Thank you for educating us.
4:15 am
Guys - has it occurred to you that you have moved into a realm of significant international criminal activity and the possible consequences of this? I ask only because I am beginning to fear for your personal safety!
7:05 am
Thanks for being so awesome guys and providing such great protection and updates.
Mike
10:57 am
You guys are amazing!
As I former web developer and of course a proud WF users I can't emphasize on the importance of having a plug in like Wordfence.
Thanks for all of this information and hard work. Keep up the fantastic work, we are in good hands!
11:12 am
Thanks Astrid.
11:53 am
This is a fantastic post. I really appreciate what you all are doing and especially enjoy reading articles like this which point out the forensic work you're doing. A fantastic read!!
As an aside, I took on a client w/ an out-dated, non-updated WP site who wanted to a redesign/rebuild. It got hacked right after I took over, but Word Fence's scan tool rescued me. I was able to save the site w/o grep'ing through the entire site to run down the malicious code. In fact, it was a similar type of operation (selling "Cuban" cigars rather than sports jerseys).
Ever since then, I won't install a WP site w/o Word Fence.
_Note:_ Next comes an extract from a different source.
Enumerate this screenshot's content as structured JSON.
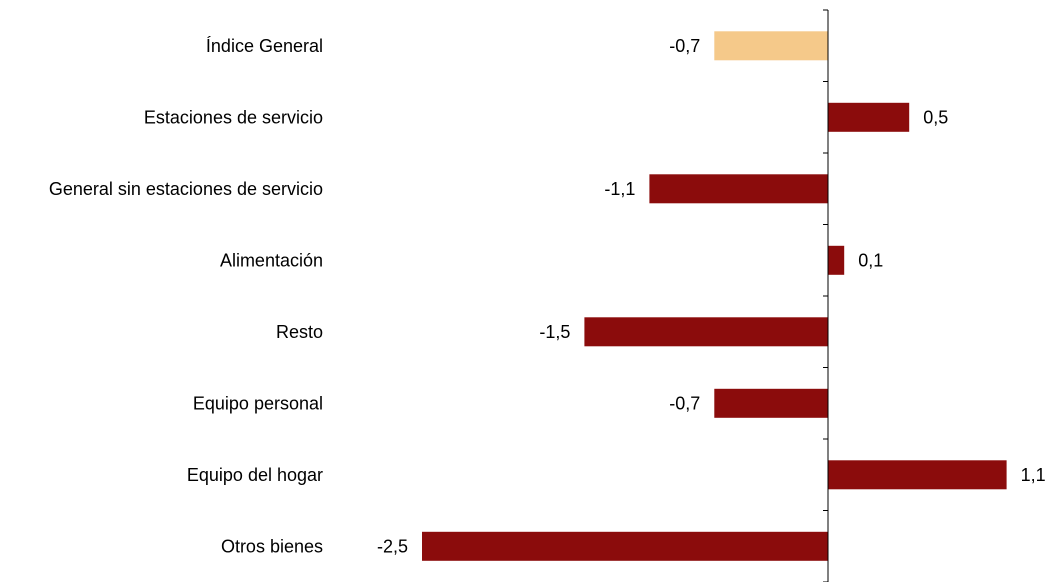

Look forward to the days of bigger clients whom I might sell the premium version :)
Keep up the great work and the informative posts!! They're inspiring me to learn more CLI networking too!
-J
12:40 pm
Thanks James!
4:58 pm
You guys are absolutely amazing. No organization like this out there for WP site admins. Thank you so much!
11:00 am
I sleep much better at night with Wordfence in place.
Your "live traffic" feature showed I was getting about 6 attempted hacks every 20 minutes. Wait, WHAT?!
Thank you for what you do -- I quite happily plunked down the dollars to buy your premium protection and recommend it to all my WP blogging friends.
3:01 am
I notice on the wordfence information that it lists all the attempted admin logins blocked as well as the successful logins when I login myself. If a hacker did get in, they would see the successful login to use wouldn't they under that section? Can this section be blocked to hackers who do get in?
2:04 pm
You can't block anything to a hacker who 'gets in'. Once your site has been compromised, all bets are off.
12:00 pm
I've noticed quite a number of these attacks recently, and recently had to counter spam registrations. Thank you for all that you do to keep my site safe! This information is much appreciated.